Toyota will spend $13.5 billion on battery production and development by 2030
The automaker wants to cut battery costs by 30% by developing cheaper batteries
Toyota is interested in solid-state batteries which offer advantages over liquid-state units
Despite having led the way in hybrid powertrains with the Prius, over twenty years ago, Toyota is late to the party in terms of electric vehicles, having none in its current North American portfolio.
The automaker is decided to remedy this by spending colossal sums on research and development as well as production of battery packs to be used in future EV the company is promising.
Indeed, Toyota has announced its goal to sell 8 million fully or partially electric vehicles by 2030. Out of this total, 2 million will be fully electric or powered by fuel cells and the remainder will be hybrids and plug-in hybrids.
A desire to save money in the long run is motivating Toyota to spend $13.5 billion to create cheaper to build batteries.
It seems the company has a great interest in solid-state batteries which are more power dense than the liquid-state lithium-ion units used by the majority of EV and they are less susceptible to catch fire.

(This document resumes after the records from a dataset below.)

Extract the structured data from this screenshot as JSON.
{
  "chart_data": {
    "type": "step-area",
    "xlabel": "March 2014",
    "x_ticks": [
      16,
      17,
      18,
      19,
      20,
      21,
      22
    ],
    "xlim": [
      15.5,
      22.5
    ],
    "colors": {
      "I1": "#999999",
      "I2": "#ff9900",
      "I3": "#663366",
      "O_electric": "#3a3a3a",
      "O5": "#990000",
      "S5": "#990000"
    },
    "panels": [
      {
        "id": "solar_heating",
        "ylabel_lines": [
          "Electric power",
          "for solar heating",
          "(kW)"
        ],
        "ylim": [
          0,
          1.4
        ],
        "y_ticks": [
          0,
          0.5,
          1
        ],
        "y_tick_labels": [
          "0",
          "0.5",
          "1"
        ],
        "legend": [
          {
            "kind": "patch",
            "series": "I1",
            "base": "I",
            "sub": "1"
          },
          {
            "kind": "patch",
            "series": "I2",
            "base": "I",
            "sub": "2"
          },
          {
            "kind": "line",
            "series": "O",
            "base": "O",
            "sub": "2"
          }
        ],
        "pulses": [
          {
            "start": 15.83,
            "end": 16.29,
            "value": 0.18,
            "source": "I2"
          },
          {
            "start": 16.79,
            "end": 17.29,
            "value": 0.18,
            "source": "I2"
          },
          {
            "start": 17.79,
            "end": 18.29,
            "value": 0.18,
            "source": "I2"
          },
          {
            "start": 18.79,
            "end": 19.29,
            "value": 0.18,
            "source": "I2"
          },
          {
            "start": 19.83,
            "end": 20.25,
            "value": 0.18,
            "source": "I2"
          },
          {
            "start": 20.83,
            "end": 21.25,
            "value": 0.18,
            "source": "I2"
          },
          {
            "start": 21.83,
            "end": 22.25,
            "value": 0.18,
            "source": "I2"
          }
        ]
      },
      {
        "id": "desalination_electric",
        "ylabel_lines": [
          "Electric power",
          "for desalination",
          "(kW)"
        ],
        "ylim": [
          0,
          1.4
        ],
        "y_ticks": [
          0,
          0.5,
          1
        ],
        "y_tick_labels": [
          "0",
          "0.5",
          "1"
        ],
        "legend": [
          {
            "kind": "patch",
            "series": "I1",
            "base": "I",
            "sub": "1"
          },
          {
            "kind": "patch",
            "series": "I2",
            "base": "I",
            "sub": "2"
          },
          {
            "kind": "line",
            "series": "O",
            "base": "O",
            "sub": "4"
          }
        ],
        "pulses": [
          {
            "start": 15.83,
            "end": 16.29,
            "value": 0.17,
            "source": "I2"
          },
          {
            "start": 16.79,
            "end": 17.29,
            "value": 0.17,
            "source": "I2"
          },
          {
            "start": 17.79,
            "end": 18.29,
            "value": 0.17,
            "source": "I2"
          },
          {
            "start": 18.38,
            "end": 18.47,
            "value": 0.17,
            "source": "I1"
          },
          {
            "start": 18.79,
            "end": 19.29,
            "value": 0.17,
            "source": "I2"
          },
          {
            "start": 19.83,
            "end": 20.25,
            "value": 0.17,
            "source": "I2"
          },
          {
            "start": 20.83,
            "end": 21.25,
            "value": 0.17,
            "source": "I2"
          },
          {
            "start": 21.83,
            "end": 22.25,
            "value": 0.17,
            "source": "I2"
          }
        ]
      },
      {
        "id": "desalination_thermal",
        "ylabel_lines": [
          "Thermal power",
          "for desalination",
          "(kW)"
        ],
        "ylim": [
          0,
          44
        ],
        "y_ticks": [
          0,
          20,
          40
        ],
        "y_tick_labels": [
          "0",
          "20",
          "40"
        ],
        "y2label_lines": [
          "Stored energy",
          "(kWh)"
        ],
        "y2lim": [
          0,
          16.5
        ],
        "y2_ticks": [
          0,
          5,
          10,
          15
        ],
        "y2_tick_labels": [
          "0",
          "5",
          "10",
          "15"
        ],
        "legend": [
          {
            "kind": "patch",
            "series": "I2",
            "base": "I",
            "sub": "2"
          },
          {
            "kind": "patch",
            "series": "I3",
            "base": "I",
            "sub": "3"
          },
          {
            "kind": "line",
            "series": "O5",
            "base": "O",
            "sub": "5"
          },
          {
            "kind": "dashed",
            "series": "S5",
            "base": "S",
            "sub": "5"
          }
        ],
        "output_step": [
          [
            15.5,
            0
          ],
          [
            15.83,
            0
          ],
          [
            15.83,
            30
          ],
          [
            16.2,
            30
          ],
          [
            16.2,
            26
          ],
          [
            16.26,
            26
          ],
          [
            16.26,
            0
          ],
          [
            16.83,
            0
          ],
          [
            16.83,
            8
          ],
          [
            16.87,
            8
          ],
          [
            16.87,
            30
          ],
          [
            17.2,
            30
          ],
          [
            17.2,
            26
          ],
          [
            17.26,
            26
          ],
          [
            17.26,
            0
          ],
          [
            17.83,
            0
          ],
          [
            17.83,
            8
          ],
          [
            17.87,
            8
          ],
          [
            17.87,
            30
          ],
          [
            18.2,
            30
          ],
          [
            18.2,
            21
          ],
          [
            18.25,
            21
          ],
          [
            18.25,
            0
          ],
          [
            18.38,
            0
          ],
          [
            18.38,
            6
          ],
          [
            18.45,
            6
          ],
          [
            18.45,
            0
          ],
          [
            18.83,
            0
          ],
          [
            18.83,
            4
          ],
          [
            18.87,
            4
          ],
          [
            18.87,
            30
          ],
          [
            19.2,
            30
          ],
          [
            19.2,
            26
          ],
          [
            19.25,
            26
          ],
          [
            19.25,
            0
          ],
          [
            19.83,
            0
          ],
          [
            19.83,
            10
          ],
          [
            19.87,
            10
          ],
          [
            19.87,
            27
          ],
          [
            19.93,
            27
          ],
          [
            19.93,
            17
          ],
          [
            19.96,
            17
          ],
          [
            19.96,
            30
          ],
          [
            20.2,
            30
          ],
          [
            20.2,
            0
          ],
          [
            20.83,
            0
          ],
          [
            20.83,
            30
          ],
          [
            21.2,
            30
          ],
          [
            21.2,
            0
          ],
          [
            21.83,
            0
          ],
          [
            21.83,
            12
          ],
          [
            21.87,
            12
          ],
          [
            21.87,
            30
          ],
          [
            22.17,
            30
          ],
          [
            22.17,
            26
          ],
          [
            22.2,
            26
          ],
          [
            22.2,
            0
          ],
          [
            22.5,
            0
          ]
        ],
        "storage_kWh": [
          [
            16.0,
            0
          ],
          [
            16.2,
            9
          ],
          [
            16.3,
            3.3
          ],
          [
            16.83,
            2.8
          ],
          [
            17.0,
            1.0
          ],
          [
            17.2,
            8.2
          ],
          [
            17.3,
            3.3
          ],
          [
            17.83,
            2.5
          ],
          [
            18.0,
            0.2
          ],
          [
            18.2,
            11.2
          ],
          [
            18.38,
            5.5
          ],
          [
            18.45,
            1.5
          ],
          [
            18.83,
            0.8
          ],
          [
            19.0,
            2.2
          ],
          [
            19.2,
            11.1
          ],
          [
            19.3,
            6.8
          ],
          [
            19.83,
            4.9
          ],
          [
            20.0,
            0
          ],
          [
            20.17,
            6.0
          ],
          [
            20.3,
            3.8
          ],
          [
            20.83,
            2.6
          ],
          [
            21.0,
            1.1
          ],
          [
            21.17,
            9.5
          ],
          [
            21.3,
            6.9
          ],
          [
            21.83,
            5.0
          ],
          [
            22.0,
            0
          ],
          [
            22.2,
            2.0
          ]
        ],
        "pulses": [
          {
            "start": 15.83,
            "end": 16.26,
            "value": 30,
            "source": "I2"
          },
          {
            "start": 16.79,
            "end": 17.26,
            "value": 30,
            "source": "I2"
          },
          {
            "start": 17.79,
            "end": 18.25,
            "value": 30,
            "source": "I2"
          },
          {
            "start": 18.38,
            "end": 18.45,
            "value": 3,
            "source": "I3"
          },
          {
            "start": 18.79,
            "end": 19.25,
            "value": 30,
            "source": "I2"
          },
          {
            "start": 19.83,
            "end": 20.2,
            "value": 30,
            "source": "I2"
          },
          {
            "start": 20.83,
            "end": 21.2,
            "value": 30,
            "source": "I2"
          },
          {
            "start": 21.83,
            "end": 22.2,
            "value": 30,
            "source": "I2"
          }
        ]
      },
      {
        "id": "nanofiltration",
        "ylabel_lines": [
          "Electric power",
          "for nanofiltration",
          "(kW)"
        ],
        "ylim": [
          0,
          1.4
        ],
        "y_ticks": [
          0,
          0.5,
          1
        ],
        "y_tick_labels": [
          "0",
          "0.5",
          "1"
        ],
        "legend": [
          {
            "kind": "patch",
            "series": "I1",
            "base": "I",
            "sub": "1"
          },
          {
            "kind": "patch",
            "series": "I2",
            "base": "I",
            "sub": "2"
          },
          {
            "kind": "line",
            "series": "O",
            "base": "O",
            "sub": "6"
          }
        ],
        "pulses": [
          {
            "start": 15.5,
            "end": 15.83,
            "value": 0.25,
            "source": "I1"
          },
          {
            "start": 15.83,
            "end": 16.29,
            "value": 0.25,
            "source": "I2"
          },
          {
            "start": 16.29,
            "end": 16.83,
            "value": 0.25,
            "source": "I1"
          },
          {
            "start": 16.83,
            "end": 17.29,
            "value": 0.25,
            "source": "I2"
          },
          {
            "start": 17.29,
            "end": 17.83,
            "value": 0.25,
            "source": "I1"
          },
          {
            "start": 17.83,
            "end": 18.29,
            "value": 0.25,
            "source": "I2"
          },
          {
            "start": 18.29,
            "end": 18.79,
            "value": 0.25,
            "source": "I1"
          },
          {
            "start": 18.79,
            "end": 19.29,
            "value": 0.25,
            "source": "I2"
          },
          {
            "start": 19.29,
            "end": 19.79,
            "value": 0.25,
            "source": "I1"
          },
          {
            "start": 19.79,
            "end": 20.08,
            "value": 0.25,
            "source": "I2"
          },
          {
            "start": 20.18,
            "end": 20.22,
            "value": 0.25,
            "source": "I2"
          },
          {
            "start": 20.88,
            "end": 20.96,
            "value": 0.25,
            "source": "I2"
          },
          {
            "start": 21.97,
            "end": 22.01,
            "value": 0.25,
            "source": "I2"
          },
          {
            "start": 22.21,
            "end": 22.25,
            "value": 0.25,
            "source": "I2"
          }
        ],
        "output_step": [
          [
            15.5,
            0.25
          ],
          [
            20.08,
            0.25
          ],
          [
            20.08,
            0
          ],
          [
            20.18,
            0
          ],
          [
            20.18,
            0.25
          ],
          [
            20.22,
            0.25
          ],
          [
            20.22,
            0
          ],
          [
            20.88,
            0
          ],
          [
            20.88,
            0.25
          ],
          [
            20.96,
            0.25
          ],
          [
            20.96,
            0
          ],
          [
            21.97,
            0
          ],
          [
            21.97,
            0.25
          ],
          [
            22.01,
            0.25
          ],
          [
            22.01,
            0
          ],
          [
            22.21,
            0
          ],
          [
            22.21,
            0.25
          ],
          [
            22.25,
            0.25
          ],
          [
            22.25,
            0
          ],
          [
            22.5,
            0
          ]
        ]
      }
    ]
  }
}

A more power dense battery means it can be smaller while achieving the same range, thus reducing costs and weight, two of the biggest drawbacks to current electric cars.
These batteries are to be used both in fully electric vehicles and gasoline electric cars, according to Toyota.
Other manufacturers are taking similar actions, Volkswagen will build six new factories to produce batteries before 2030, General Motors will spent $8 million on two battery plants that will also produce for Honda and Ford announced a plan to spend $30 billion on electric cars by 2025.